Ağırlık odasında geçirdiğim yüzlerce saatin ardından sahadaydım, takım antrenmanlarına çıkmam için izin gelmişti. Hazır olduğumu hissediyordum. Yine çok yanılmıştım. Diğerlerine yetişemiyordum. Hala çok yavaş ve güçsüzdüm. Aşırı sinir bozucuydu, özellikle ortaya koyduğum bunca emekten sonra. Tekrar mücadeleci seviye gelmem birkaç haftamı aldı. Sonunda, bir antrenmanda, şalter diğer tarafa atmıştı. Daha hızlıydım, daha yükseğe sıçrıyordum ve daha agresiftim. Üst üste üçlükler sokuyordum, adeta beni kimse durduramıyordu! Bu antrenmandan sonra sonraki maçın kadrosuna alındım! Çok az oynayacağımı (ikinci yarıda birkaç dakika) belki de hiç süre almayacağımı düşünüyordum. Fakat durum öyle değildi. Yedekler arasından sahaya giren ilk oyuncu oldum. Girer girmez bir hücum faul aldırdım. Top bize geçti ve uzun süre sonra ilk kez çıktığım hücum sahasındaki set benim için çizilmişti! Topu yakaladım, üçlük atışı kullandım ve basketi buldum! Beş ay süren ameliyat sürecinden sonra bulduğum ilk atış bir üçlüktü ve ben bunu skora dönüştürmeyi başarmıştım. Taraftarlar çılgına dönmüştü, herkes beni alkışlıyordu. Daha mutlu olamazdım. Sonunda sevdiğim oyuna dönmüştüm.
MVP!
Normal ağırlığıma ve patlayıcılığıma ulaşmam yine de haftalarımı alacaktı. Sezonun ardından hala sağlığımla ve bu seviyelerde oynayabilme kapasitemle ilgili birçok soru ortalıkta dolanıyordu. Gran Canaria ile sözleşmemi yeniledim. Geçen sezonu ilk üç sırada bitiren takımlarla bir sezon önü turnuvası oynadık. İlk maçı kazanmamız beklenmiyordu. Ev sahibi takımı mağlup ettik. 20 sayının üzerinde attım ve maçı takımıma kazandırdım. FC Barcelona ile şampiyonluk maçında oynayacaktık. Bir not olarak o tarihten önce Gran Canaria hiç şampiyonluk yaşamamıştı. Final maçında Barcelona’yı yenerek kulübümüzü tarihinin ilk altın madalyasına ulaştırdık. Ben ise MVP (En Değerli Oyuncu) seçildim.
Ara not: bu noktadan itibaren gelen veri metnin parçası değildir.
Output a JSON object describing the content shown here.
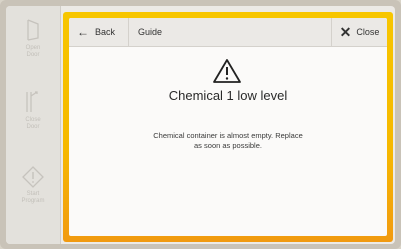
{
  "sidebar": {
    "items": [
      {
        "label_1": "Open",
        "label_2": "Door",
        "icon": "open-door-icon"
      },
      {
        "label_1": "Close",
        "label_2": "Door",
        "icon": "close-door-icon"
      },
      {
        "label_1": "Start",
        "label_2": "Program",
        "icon": "start-program-icon"
      }
    ]
  },
  "header": {
    "back_label": "Back",
    "guide_label": "Guide",
    "close_label": "Close"
  },
  "alert": {
    "icon": "warning-icon",
    "title": "Chemical 1 low level",
    "message_line1": "Chemical container is almost empty. Replace",
    "message_line2": "as soon as possible."
  },
  "colors": {
    "accent": "#f6b800",
    "accent_bottom": "#f19a10"
  }
}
Bütün çalışmalarım ve emeğim karşılığını vermişti. Kaybettiğim her şeyi geri kazanmam on ayımı aldı ve bu süreçten sonra daha da iyi bir oyuncu haline geldim. İnsanlar bunu hep söyler ama pozitif şekilde düşünmek ve istediğim şey için olanca gücümle ve isteğimle çalışmak benim için gerçekten fark yaratan etmenler oldu. Sadece basketbolda değil. Bunlar benim hayatta kalmamı sağladı.